When I went to a parent education session about sex, death and lying in early spring of this year, the teachers warned me that age 4 is when these issues come calling. Don’t offer him a bunch of information about it, they suggested. But when the questions come, be honest and answer them. If you make stuff up because you don’t want to worry or upset them, they’ll eventually find out. Better to be with them through the hard feelings instead of thinking we need to protect them from them. Better to be compassionate and someone they can trust.
It took Dec all of a month after turning four before the questions began this summer. We had big tears before bedtime for two weeks in a row when the thought of my ill stepfather (Dec calls him grandfafa), dying left him breathless. And the questions… Does it hurt when you die? When will grandfafa die? Will I have to die when grandfafa dies?

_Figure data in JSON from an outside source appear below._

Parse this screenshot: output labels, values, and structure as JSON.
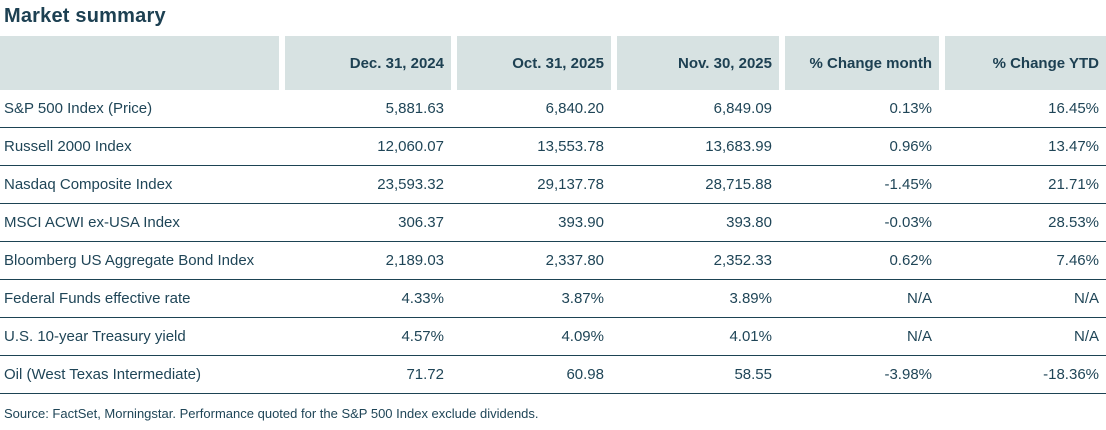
{
  "chart_data": {
    "type": "table",
    "title": "Market summary",
    "columns": [
      "",
      "Dec. 31, 2024",
      "Oct. 31, 2025",
      "Nov. 30, 2025",
      "% Change month",
      "% Change YTD"
    ],
    "rows": [
      {
        "label": "S&P 500 Index (Price)",
        "values": [
          "5,881.63",
          "6,840.20",
          "6,849.09",
          "0.13%",
          "16.45%"
        ]
      },
      {
        "label": "Russell 2000 Index",
        "values": [
          "12,060.07",
          "13,553.78",
          "13,683.99",
          "0.96%",
          "13.47%"
        ]
      },
      {
        "label": "Nasdaq Composite Index",
        "values": [
          "23,593.32",
          "29,137.78",
          "28,715.88",
          "-1.45%",
          "21.71%"
        ]
      },
      {
        "label": "MSCI ACWI ex-USA Index",
        "values": [
          "306.37",
          "393.90",
          "393.80",
          "-0.03%",
          "28.53%"
        ]
      },
      {
        "label": "Bloomberg US Aggregate Bond Index",
        "values": [
          "2,189.03",
          "2,337.80",
          "2,352.33",
          "0.62%",
          "7.46%"
        ]
      },
      {
        "label": "Federal Funds effective rate",
        "values": [
          "4.33%",
          "3.87%",
          "3.89%",
          "N/A",
          "N/A"
        ]
      },
      {
        "label": "U.S. 10-year Treasury yield",
        "values": [
          "4.57%",
          "4.09%",
          "4.01%",
          "N/A",
          "N/A"
        ]
      },
      {
        "label": "Oil (West Texas Intermediate)",
        "values": [
          "71.72",
          "60.98",
          "58.55",
          "-3.98%",
          "-18.36%"
        ]
      }
    ],
    "source_note": "Source: FactSet, Morningstar. Performance quoted for the S&P 500 Index exclude dividends."
  },
  "colors": {
    "header_bg": "#d7e2e2",
    "text": "#1f4557",
    "divider": "#1d4354"
  }
}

For weeks, it continued to emerge at all hours. We’d be talking about kids at play camp in the car, then I’d hear his throat suddenly start to tighten and he’d ask me “why does everything have to die? I don’t want anyone to die, I don’t want things to change.”

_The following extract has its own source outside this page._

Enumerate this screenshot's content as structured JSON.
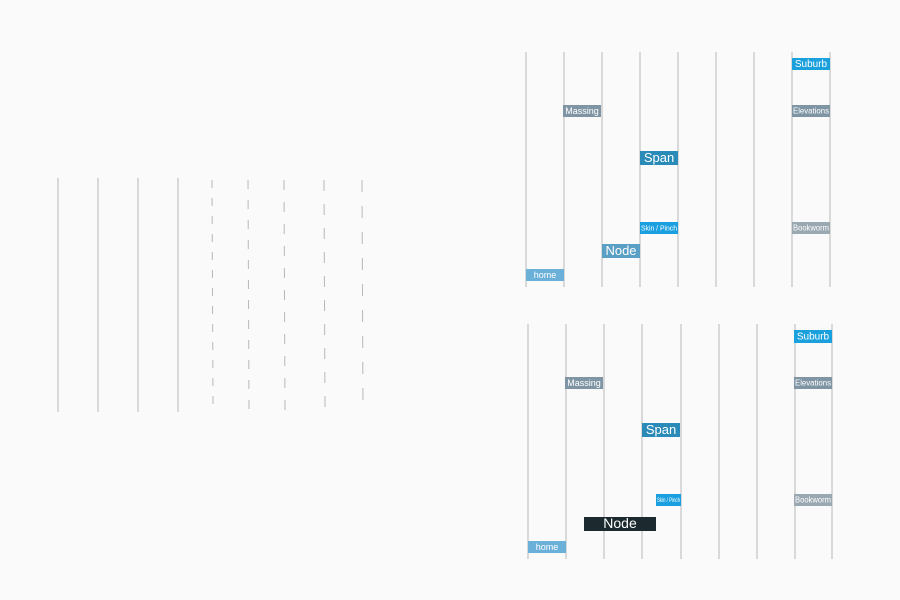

I was afraid that science was going to be our foil as the intransigence of these biological truths hit him. I was afraid of the day when his knowledge of black holes and colliding galaxies and dark matter began to merge with an understanding of mortality. How overwhelming to be four and have such a sense of the vastness and forces of space, which often make Earth’s Mother Nature look as ferocious as a gnat.
For a few weeks, that fear felt justified. He was scared about the sun, because he knows it will expand in 4.6 billion years and likely incinerate the Earth, but it was hard to convince him what a long time from now that really is. He came up with complicated methods to save the earth from burning. I tried, gingerly, to explain that we, and no one that we now know will be here when that happens. He worried that the sun could become a black hole until a nice physics student told him it wasn’t big enough to do that. And somewhere in that barrage of constant questions and explanations, he finally drew his own tear-filled conclusion that he will die, too.
But science has actually been our savior though this process. I took the box with my dog Samson’s ashes from the china cabinet and let him examine them, tried to help him understand how much I loved my dog and that I knew it didn’t hurt when he burned because he was dead. We’ve talked about all of the things that dust has helped create – planets, moons, dinosaurs, us. We talk about perennial and annual flowers and how things regenerate. Our cat brought us a dead mouse the other day and I buried it in the yard. For days afterwards he asked me, “is it turning to dust yet?”
We explained heaven and reincarnation as ideas that some people believe in. We told him that death is one of those things that no one understands for certain. He seems to find the greatest comfort in some of the scientific certainties about what happens to a body or a flower or a star, which I honestly didn’t see coming.
He likes to die dramatically, repeatedly on the playground, preferably in slow motion. And we are still constantly addressing questions about what dies, how it dies, how long it takes it to die. I’m sure we’ll be in this process for a long time. But I’m so much more hopeful and less afraid about his capacity to emotionally process these things now.
Last night we were talking about what he dreams his life might be like when he’s older. Do you want to dance? Sell tomatoes? Be a dog doctor? Teach kids? Study the stars? Paint pictures?
(I try not to make a career in science a foregone conclusion. I want him to be comfortable choosing whatever he wants to be.)
Becoming a daddy keeps coming up first on his list.
“Someday, when I die, I’ll be a grandfather, and then I will turn to dust,” he told me. “It’s all part of my journey to become part of everything in the universe.”